Owning one’s own home remains a high priority for many Canadians.

The aspiration to own a home remains a worthy objective. However, to a greater degree than ever before, Canadians cannot embark upon ownership without a sound appreciation of the emerging risks.

The single greatest risk is not the ability to afford today’s mortgage payments when rates are at historic lows, but the ability to meet payments if rates increase by 2 to 3 percent once the initial mortgage term expires.

Will the home still be affordable?

The simplest and surest way to enhance affordability is to delay buying a home if, in the process of qualifying, one barely meets the minimum income and debt-service benchmarks. Ideally, a larger down-payment of at least 20 per cent will not only avoid many thousands of dollars of high-ratio mortgage insurance premiums, but also mean lower monthly payments.

Another prudent approach, especially for the first-time buyer, is to opt for the lowest-possible rate on a 5-year fixed-term mortgage. Choosing the slightly lower variable- rate option would leave the borrower vulnerable to increases in the prime rate. If one can lock-in for 5 years at a rate approximating 3 per cent, the mortgagee should be able to cope with the impact, if rates do increase by the end of the term.

The most important, and perhaps most challenging, risk-management strategy is to moderate the appetite for the biggest and best home for which they qualify.

Outside North America, much of the developed world’s population live in condos or apartments. Slowly but surely, the high cost of home ownership is forcing many Canadians to follow suit. Today, some 30 per cent of new-home construction is condo units. Twenty years ago, the figure was only 9.4 per cent. This trend is likely to continue.

This shifting demand represents an emerging risk: fewer buyers for larger, single-family homes, thus moderating future values. Over the long-term, single-family home price increases are likely at best, to match inflation.

In the last 15 years, the average Canadian’s net worth has risen by about $125,000, to $480,000. Virtually all of this increase however, has come not from savings and investment, but from rising real estate values. If real estate prices were to adjust downward, much of this increase in net worth would be erased.

A 10 per cent value adjustment is certainly not out of the question. Recently, the Bank of Canada expressed concern that national house prices are from 10 to 30 per cent overvalued; the International Monetary Fund set Canada’s home overvaluation at a minimum 10 percent. Both conclusions were based on well-established historical relationships between home prices and family incomes.
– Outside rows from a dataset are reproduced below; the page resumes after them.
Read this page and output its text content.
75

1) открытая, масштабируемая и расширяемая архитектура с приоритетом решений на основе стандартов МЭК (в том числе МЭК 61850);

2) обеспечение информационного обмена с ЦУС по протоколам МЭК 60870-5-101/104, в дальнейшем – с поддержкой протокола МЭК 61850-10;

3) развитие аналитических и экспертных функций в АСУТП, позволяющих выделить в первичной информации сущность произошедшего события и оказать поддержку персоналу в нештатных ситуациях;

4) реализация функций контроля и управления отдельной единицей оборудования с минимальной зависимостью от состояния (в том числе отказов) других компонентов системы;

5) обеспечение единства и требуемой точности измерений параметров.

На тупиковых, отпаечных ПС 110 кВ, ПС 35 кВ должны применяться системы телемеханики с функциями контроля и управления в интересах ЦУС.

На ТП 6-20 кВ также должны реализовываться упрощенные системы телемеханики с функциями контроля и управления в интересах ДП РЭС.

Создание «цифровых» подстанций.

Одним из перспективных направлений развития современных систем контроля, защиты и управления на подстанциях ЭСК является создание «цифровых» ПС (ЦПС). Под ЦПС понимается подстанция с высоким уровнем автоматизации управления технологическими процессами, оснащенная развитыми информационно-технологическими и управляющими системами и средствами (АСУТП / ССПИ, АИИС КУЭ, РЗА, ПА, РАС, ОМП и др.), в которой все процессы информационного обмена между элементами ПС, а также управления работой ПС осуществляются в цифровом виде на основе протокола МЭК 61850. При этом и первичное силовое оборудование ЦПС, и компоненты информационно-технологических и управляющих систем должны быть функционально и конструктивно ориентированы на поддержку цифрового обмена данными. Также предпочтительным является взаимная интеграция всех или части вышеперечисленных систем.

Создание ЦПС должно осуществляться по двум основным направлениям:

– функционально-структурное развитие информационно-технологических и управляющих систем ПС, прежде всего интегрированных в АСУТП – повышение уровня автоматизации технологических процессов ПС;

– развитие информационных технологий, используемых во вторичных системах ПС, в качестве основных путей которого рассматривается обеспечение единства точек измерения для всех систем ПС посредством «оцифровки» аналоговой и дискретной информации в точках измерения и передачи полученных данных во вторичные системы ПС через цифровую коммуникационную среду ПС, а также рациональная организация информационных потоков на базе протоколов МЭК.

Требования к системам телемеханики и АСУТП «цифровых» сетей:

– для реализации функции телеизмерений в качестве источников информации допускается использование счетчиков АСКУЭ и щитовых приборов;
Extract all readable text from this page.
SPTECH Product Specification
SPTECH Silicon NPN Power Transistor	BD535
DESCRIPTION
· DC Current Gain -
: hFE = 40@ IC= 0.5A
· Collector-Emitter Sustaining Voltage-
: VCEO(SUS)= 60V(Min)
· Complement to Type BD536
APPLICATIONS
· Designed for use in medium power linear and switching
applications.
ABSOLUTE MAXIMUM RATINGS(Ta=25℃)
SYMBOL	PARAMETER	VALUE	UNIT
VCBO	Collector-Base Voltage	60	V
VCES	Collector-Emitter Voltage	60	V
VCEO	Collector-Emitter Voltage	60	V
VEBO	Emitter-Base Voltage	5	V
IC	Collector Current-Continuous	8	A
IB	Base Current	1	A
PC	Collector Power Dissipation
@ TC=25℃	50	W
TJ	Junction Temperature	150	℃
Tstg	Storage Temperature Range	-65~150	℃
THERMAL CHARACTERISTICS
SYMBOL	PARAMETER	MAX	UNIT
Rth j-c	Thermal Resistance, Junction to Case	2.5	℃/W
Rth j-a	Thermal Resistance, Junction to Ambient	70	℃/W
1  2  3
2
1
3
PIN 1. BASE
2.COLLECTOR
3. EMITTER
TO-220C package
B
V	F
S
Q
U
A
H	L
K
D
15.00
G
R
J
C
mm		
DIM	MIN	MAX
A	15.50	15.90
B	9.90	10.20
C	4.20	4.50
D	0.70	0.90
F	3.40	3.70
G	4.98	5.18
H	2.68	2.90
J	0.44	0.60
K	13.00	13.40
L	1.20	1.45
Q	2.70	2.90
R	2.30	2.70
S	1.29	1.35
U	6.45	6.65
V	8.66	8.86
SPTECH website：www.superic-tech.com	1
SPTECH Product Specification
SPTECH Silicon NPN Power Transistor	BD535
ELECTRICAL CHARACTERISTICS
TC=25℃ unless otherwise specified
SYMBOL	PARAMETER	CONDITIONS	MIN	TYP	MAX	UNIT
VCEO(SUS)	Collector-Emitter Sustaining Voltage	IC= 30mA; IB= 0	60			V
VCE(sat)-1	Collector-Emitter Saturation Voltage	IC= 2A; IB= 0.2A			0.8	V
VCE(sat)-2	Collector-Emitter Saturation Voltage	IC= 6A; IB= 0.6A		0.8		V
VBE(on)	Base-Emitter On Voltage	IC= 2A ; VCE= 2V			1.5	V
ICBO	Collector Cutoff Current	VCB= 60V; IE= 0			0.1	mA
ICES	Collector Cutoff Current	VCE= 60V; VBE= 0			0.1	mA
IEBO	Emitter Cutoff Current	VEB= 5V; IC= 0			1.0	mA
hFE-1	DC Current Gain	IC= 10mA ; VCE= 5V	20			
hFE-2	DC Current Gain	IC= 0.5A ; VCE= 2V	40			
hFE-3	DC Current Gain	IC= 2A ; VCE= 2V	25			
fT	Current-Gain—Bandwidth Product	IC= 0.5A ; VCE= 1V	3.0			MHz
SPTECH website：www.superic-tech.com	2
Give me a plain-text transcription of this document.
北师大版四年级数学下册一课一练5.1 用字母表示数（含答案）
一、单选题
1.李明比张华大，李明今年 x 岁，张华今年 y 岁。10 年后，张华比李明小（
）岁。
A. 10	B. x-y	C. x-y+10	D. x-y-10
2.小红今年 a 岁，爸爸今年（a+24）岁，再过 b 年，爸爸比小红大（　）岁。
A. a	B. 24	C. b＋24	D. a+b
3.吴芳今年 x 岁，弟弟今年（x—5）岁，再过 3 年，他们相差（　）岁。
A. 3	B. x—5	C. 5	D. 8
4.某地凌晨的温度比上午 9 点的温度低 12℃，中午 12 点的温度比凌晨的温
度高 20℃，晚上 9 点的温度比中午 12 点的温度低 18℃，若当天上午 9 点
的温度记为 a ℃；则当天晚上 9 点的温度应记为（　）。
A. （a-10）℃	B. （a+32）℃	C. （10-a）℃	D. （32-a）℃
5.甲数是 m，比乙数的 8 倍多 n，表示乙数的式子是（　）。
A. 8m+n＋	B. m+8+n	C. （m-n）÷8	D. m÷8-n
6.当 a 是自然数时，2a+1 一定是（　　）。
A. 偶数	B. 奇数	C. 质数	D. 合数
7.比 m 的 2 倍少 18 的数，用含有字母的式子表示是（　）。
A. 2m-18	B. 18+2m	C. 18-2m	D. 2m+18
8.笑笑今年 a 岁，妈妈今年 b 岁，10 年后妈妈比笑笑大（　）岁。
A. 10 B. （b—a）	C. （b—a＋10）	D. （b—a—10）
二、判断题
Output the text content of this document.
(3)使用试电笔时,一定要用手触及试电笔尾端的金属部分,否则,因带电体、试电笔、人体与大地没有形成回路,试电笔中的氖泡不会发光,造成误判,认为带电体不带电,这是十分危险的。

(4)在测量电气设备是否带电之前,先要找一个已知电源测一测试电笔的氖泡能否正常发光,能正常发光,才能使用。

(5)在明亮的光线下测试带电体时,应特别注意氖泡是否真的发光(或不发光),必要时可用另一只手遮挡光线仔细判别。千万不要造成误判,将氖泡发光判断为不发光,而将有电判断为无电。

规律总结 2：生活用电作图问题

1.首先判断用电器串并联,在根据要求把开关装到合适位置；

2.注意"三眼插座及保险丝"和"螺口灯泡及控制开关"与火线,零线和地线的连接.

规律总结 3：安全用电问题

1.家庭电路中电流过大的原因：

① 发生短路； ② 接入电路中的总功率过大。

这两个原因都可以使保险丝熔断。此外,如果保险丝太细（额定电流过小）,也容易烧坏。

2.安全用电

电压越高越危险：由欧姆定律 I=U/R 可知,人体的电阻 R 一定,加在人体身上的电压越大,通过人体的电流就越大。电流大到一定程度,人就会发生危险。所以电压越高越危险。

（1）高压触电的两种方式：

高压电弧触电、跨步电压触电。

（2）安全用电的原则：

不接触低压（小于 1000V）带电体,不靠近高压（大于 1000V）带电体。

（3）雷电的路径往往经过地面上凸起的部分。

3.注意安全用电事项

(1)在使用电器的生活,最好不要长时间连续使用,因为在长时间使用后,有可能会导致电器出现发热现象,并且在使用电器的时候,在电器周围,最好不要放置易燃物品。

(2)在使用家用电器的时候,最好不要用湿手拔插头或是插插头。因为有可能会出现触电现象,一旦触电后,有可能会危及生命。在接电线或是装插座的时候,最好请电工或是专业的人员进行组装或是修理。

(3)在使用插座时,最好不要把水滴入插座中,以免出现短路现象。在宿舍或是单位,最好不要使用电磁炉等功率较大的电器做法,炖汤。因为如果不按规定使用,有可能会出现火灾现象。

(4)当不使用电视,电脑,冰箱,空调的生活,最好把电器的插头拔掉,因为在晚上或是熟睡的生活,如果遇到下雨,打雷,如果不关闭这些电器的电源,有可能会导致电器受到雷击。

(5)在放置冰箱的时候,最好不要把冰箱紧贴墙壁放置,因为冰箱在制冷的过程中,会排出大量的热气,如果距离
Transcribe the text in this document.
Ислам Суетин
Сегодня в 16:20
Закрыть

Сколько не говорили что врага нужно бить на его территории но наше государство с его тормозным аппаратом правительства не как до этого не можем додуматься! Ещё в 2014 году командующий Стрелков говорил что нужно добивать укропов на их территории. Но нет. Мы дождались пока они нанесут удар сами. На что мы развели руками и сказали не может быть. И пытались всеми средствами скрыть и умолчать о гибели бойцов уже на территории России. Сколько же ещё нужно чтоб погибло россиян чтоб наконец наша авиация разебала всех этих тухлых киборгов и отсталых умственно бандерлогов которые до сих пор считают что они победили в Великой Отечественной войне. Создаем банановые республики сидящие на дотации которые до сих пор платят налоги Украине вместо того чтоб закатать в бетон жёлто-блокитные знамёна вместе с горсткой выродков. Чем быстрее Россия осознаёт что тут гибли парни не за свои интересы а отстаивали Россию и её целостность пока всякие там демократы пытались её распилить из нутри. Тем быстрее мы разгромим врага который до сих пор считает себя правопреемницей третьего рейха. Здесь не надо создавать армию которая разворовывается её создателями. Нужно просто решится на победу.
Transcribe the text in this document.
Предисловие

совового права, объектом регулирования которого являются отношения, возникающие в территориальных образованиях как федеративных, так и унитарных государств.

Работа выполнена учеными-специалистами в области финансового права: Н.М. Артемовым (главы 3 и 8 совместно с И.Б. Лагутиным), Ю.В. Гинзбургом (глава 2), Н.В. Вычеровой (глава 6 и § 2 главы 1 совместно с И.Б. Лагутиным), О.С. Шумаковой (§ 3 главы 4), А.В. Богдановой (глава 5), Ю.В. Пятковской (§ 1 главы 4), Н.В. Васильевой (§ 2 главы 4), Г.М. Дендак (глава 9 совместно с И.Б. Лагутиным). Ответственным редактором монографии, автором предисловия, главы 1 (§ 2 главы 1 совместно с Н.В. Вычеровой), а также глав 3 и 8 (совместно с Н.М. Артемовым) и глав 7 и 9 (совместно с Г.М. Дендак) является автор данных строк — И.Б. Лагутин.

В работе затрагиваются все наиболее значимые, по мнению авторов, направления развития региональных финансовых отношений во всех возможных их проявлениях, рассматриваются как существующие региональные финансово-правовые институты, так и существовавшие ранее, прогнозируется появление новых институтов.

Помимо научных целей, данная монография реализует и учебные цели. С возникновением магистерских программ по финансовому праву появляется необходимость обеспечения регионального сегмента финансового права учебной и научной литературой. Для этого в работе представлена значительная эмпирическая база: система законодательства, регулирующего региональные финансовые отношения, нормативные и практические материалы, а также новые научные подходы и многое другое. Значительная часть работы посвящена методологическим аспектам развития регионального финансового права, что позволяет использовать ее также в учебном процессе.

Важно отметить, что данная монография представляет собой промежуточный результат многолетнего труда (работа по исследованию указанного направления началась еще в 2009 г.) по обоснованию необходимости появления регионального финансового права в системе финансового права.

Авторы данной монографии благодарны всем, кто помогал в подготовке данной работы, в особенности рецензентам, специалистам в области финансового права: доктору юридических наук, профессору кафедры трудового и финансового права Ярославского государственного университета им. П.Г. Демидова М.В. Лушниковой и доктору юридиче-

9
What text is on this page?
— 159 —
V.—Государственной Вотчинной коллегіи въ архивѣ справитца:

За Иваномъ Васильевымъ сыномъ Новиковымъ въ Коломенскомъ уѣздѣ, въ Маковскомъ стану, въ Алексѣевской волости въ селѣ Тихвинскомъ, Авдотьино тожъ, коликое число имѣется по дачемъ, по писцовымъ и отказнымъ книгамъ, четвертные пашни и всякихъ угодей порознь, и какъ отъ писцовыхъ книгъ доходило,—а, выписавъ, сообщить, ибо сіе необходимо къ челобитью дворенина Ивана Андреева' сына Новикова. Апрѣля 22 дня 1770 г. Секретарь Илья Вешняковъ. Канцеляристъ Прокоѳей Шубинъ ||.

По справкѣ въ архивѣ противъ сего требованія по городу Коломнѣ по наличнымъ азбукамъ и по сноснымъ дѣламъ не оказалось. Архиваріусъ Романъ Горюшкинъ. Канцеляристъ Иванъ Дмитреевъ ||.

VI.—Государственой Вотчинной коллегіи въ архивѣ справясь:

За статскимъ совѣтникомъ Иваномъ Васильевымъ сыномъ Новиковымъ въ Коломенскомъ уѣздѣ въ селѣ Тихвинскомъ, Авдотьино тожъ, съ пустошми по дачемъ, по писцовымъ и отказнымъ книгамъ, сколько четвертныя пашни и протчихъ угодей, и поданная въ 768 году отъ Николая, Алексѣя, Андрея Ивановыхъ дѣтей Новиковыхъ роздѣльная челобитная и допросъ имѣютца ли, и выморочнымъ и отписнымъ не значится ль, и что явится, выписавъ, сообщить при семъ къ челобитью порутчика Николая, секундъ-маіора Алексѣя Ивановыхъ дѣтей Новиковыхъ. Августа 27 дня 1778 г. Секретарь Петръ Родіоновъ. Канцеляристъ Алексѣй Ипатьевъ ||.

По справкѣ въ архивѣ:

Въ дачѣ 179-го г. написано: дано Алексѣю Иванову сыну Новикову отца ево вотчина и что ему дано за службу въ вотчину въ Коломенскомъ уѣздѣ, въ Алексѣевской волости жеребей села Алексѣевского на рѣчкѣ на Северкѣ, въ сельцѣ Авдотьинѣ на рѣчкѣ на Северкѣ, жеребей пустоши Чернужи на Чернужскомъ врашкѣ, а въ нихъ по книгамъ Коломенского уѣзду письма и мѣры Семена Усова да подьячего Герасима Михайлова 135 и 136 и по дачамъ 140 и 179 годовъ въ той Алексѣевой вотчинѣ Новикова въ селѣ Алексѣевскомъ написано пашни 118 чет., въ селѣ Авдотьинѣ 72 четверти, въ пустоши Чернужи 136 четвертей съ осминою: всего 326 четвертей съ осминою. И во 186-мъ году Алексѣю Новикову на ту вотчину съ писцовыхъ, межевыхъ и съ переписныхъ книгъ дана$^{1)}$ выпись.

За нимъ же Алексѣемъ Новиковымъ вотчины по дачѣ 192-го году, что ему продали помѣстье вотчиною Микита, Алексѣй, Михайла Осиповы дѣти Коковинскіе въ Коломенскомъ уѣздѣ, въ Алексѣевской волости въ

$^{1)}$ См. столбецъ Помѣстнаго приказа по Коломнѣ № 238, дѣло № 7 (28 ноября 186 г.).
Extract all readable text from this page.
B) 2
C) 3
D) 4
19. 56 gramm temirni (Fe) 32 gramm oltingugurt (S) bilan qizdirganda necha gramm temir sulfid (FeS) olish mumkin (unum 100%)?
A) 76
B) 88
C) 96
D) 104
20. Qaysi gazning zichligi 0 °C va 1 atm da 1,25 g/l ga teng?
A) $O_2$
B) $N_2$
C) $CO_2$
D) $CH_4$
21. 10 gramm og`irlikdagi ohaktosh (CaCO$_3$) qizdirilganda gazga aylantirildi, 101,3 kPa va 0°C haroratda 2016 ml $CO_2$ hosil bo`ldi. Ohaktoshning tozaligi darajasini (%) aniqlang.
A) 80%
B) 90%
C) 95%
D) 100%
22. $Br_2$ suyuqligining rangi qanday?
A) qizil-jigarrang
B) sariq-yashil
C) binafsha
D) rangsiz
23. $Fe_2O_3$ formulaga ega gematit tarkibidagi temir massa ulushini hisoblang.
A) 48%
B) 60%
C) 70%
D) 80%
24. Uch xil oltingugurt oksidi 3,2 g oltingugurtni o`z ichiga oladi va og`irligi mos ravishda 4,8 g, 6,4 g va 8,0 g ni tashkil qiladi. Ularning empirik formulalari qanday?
As long as we can clearly afford the home we buy and view home ownership not as a ‘sure thing’ investment, but rather a long-term vehicle for a comfortable lifestyle,  we can enjoy it and remain relaxed about the obligations home ownership entails. No longer should home ownership be viewed as a means for substantial equity growth through ever-increasing demand and upward price adjustments.

Peter Dolezal is a retired corporate executive, enjoying post-retirement as an independent financial consultant.